Last night, Wes, B, and I went to over to the lecture hall in UK's library, and heard Hieromonk Alexander (that means he's a monk who's also ordained a priest...not all monks are priests), from the Holy Cross Hermitage Monastery in West Virginia, give a talk. The title of his talk was something like "The purpose of Orthodox Monasticism in the World Today". Interestingly enough, the purpose of monasticism in the world these days is much the same as it has always been: To produce saints as efficiently and quickly as possible.
He gave an overview of the history or monasticism, showed us slides of various famous Orthodox monasteries, including St. Catherine's in Egypt, which is one of the oldest monasteries, and is located at Mt. Sinai.
He also gave brief intros on some of the men and women who, in recent past, have been great spiritual monastics.
-The monastic life was developed as a radical way to keep the gospel commandments as thoroughly as possible. "If you want to be perfect, sell all you have and give it to the poor and come follow me."
-The state of monasticism is a barometer for the health of the Church. If the Church is healthy, monasticism will be thriving, that is to say, she will be cranking out young people who WANT to become monks and nuns.

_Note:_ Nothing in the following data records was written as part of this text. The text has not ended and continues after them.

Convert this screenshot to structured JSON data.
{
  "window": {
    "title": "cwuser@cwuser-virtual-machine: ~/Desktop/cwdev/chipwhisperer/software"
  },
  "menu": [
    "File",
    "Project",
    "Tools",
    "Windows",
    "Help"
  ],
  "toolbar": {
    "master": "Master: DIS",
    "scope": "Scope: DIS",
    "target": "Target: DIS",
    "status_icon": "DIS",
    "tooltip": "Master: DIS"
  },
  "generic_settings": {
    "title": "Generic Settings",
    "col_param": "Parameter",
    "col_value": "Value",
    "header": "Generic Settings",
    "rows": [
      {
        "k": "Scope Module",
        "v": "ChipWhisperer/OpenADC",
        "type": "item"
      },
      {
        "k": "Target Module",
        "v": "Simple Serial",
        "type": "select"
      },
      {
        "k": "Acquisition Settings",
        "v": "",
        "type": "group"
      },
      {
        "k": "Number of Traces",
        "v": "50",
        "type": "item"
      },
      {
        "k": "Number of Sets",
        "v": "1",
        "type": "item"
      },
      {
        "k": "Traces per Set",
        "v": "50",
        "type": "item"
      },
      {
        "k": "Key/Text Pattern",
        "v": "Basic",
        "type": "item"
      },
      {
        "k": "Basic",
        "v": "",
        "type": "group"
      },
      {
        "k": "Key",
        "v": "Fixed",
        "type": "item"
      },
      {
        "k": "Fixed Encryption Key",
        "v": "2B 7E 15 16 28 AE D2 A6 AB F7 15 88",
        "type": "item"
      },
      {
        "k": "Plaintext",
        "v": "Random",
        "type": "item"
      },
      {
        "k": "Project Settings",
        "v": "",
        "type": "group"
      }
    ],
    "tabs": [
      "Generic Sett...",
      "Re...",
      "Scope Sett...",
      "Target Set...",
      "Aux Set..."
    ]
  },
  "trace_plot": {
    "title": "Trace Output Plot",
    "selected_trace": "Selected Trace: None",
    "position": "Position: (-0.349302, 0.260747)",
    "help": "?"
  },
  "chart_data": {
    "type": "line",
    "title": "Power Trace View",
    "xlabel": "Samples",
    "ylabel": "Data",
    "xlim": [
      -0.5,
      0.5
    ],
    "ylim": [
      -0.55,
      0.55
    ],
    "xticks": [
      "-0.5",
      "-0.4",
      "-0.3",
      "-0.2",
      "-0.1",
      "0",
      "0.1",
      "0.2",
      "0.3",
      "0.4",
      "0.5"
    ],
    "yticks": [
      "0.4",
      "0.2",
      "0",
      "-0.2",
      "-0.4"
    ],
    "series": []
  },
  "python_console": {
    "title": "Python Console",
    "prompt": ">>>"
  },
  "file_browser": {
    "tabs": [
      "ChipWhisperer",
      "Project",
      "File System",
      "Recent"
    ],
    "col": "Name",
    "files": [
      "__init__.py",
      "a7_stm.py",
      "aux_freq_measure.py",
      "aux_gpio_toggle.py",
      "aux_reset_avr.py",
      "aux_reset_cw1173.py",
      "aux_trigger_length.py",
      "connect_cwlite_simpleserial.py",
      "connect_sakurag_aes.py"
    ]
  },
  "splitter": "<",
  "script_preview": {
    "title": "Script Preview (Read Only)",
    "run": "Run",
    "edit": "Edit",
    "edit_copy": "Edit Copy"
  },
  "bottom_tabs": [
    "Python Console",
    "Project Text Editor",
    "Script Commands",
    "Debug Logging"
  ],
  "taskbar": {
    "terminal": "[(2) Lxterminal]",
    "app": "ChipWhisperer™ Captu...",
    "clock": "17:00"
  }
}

-There are two aspects to the monastic life: the exterior, and the interior. The exterior is the only part a visitor to a monastery can experience, and includes all the prayer services, the work, etc. The interior aspect of monasticism is the journey that each monk or nun is taking as he or she is "alone with God". This involves dying to one's self and living for Christ.
The audience at the talk was an interesting mix of Orthodox faithful and UK students. Some were there to get extra credit for such things as their philosophy classes, etc. And of course I recognized a good many faces, too.
What I took way from it was a keen sense of "different yet the same". Our goals, as lay persons, ought to be the same as that of a monastic: To become a saint. That's a pretty radical goal in life. And I think that monasticism can teach us, also, how to "climb that mountain". It is said that we are all climbing the spiritual mountain. The monastics are heading straight up the side, while those of us still "in the world" have a path that circles the mountain like a cork screw. This is probably true. I don't really think that non-monastics can claim to be doing anything akin to what a monastic does, or if we are, it's such a small portion of what they do. Different in intensity, if not in intent.
But we can be spurred on towards those good works that gain us the Kingdom, and the example of the monastic way can help pull us along. Perhaps, then, as we choose to become less distracted, more focused on the things holy, more attuned to the things of God, our winding path up the mountain will at least be a steeper winding path, with fewer turns. And always, this Way of following Christ is the way of repentance, whether one is a lay person or a monastic.
Here's a way cool trailer for a film they are making.
Some things for me to mull over, just in time for lent.